In a pilot study, the scientists used llama dung to treat run-off from a tin and silver mine that has killed organisms in an alpine lake and continues to pollute the La Paz water supply.

Their low-tech "bioreactor" system harnesses microbes living in the manure to neutralize the acidic water and remove most of the dissolved metals.

Mine water, which is rich in sulfate and metals such as iron, is particularly damaging to the environment. "Water leaches out of the mine typically bright red from all the iron, and very acidic," said Paul Younger of the University of Newcastle upon Tyne, who led the study in Bolivia.

As the polluted water flows through creeks, the iron and aluminum form solids that coat streambeds in a bright orange-red film. This deadly coating smothers the streams' algae, which are the primary food source for the fish and other smaller aquatic animals. The solid metal particles also kill fish directly by coating their gills and essentially choking them.
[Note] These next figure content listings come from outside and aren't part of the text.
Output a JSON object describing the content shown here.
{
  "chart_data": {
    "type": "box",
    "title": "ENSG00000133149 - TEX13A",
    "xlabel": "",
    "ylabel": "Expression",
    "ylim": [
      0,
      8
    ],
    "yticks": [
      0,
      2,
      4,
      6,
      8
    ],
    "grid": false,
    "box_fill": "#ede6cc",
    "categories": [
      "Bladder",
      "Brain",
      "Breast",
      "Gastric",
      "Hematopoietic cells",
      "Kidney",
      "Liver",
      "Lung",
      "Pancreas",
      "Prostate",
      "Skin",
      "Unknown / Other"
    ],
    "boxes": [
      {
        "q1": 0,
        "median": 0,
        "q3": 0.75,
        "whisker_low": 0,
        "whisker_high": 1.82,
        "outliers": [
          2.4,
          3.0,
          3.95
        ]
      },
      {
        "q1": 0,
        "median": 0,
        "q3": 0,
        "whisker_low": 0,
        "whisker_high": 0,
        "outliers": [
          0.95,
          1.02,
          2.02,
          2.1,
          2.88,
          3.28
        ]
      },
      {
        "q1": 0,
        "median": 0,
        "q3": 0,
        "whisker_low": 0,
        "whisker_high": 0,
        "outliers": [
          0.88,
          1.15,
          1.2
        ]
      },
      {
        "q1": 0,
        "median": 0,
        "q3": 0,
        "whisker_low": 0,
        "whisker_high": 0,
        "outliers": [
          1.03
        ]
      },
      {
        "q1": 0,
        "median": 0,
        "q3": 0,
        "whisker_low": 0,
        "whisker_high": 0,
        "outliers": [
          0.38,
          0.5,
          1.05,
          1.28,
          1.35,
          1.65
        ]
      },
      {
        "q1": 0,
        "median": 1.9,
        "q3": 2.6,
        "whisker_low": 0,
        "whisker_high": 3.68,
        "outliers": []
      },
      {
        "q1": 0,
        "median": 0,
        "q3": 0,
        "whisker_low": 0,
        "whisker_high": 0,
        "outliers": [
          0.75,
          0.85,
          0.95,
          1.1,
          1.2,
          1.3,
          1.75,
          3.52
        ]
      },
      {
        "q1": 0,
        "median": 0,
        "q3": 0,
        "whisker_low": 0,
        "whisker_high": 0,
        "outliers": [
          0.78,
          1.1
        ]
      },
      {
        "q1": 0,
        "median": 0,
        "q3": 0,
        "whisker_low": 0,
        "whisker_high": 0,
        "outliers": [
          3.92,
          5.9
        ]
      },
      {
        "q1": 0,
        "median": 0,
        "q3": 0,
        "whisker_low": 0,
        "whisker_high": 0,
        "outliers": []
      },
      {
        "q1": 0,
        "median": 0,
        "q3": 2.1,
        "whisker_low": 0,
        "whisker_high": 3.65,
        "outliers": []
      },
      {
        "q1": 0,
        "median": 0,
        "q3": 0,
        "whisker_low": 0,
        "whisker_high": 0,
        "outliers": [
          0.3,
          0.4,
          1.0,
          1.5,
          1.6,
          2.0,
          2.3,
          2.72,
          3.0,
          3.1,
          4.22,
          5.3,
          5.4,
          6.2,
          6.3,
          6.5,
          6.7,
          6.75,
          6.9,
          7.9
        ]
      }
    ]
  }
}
After successfully testing a dung-based filtration system in the United Kingdom, Younger and his colleagues tried the method in Bolivia. The mine water is filtered through ponds and lagoons filled with cattle or horse manure—or, in the Bolivian case, llama droppings.

Industrial Legacy

The researchers began searching for an effective treatment method because mine water run-off has long been a problem in the region of Newcastle, where Younger is based. "This part of northeast England is the cradle of the Industrial Revolution," he said, "and there has been mining here continuously since the 1600s."

Today, the mining industry in the region has nearly disappeared, leaving a honeycomb of abandoned mines and the burden of dealing with the polluted mine run-off.

In areas where pools of mine water created "dead zones," the researchers developed a system of lagoons and small wetlands containing cow and horse manure. When the mine water flowed through this organic filter, the acidity changed from something equivalent to vinegar to a neutral state close to that of drinking water.

The lagoons and wetlands eventually supported plant life, which helped improve the aesthetics of the affected areas. "They look quite pretty when they are done," said Younger.

In the Bolivian Andes, the extent of the run-off is considerably larger, said Younger. The Andes are particularly arid, but in the case of the mine at Milluri, the excavations hit the underside of a glacier, which is now melting and seeping through the mine and into the surrounding land.

The La Paz water supply is currently treated by the city's water works division but the procedure is very expensive and does not adequately remove all metals.

Younger worked with a local engineer, Marcos Arce, to test the feasibility of treating the Milluni mine water with llama droppings.

They feared that the region's cold temperatures could pose a problem. The mine sits at 4,425 meters (14,500 feet) above sea level and the water often freezes, which could kill or impair the bacteria that neutralize the water and remove the metals.

But preliminary experiments produced encouraging results. As mine water passed through four plastic containers partially filled with llama droppings, the pH of the water (a measure of acidity, with seven being neutral and zero being more acidic than battery acid) rose from 3.2 to 6.3—only slightly more acidic than corn.

The treated water was almost neutralized and the levels of many of the metals were reduced to quantities declared safe by the World Health Organization.

Busy Bacteria

The technique works because bacteria of the genus Desulfovibreo, commonly found in manure, "use sulfur the way we use oxygen," said Younger.

The bacteria use the dissolved sulfate in the water to produce a compound called sulfide. The sulfide then reacts with the iron in the water, producing iron sulfide, which becomes trapped in the compost and manure beds.

The results of microbial water treatments such as this can be extremely dramatic, said ecologist Bob Hedin of Hedin Environmental in Pittsburgh, Pennsylvania, who specializes in stream restoration and passive treatment of mine drainage. "When the treatments are properly done they produce a double whammy, turning red water clear and removing most of the toxic metals," he said.

The method is particularly effective at removing heavy metals—such as zinc, lead, and copper—from the water, as well as iron and aluminum.

Younger is currently seeking funding to implement large-scale bioreactors that will treat water from the Milluni mine.